Peter Liversidge’s work has been exhibited at a diverse range of institutions across the globe, including the Tate Gallery, London; the Centre d’art Santa Mónica, Barcelona; Bloomberg SPACE, London; the Scottish National Gallery of Modern Art, Edinburgh; the Whitechapel Gallery, London; and at the Van Abbemuseum, Eindhoven. He has developed site-specific projects for the Europalia Festival in 2007, Tate Liverpool in 2008, Edinburgh’s sculpture park, Jupiter Artland, in 2009, The Scottish National Gallery of Modern Art, Edinburgh in 2010, the Armory Art Fair in 2011, and the Edinburgh Art Festival in 2013. In 2016, the Tate Gallery commissioned Liversidge to write a unique cycle of songs in response to the Tate Modern's new building, its history and its place in contemporary life. A choir of 500 people performed The Bridge (Choral Piece for Tate Modern) in the Tate’s Turbine Hall as the centerpiece of the opening weekend’s events.
Liversidge's first solo museum exhibition in the United States is currently on view (through February 5, 2017) at The Aldrich Museum in Ridgefield, Connecticut.
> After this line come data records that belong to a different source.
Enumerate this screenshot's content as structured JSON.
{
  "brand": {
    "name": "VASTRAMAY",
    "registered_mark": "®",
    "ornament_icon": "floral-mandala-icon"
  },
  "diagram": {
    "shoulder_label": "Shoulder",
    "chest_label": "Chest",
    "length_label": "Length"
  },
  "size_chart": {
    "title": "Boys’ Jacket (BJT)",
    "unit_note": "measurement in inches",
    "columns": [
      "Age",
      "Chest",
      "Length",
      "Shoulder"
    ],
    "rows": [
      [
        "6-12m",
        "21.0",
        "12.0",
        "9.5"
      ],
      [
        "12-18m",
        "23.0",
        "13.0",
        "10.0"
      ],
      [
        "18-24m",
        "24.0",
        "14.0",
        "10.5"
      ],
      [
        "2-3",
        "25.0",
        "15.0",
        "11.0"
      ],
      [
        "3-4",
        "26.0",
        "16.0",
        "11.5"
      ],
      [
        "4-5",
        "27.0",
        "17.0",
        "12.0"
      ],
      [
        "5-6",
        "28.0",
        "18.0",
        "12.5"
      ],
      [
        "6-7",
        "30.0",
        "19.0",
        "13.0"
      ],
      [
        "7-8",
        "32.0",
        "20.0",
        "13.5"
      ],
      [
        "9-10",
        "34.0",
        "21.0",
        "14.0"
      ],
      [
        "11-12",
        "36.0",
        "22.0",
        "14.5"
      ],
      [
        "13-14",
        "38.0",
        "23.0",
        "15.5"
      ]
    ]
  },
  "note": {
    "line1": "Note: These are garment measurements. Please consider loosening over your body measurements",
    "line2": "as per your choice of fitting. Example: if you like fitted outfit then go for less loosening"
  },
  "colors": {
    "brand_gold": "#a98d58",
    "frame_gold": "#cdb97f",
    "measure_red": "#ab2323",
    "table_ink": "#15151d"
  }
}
Part of Site Lines: Four Exhibitions Engaging Place, Liversidge wrote sixty proposals for the exhibition, including performances and physical artworks across a variety of mediums, guided by the concept of connecting the interior of the Museum with both the surrounding landscape and the community. Of these, twenty-four were selected for realization and are being presented at the Museum and in the surrounding neighborhood.
Peter Liversidge lives and works in London, England.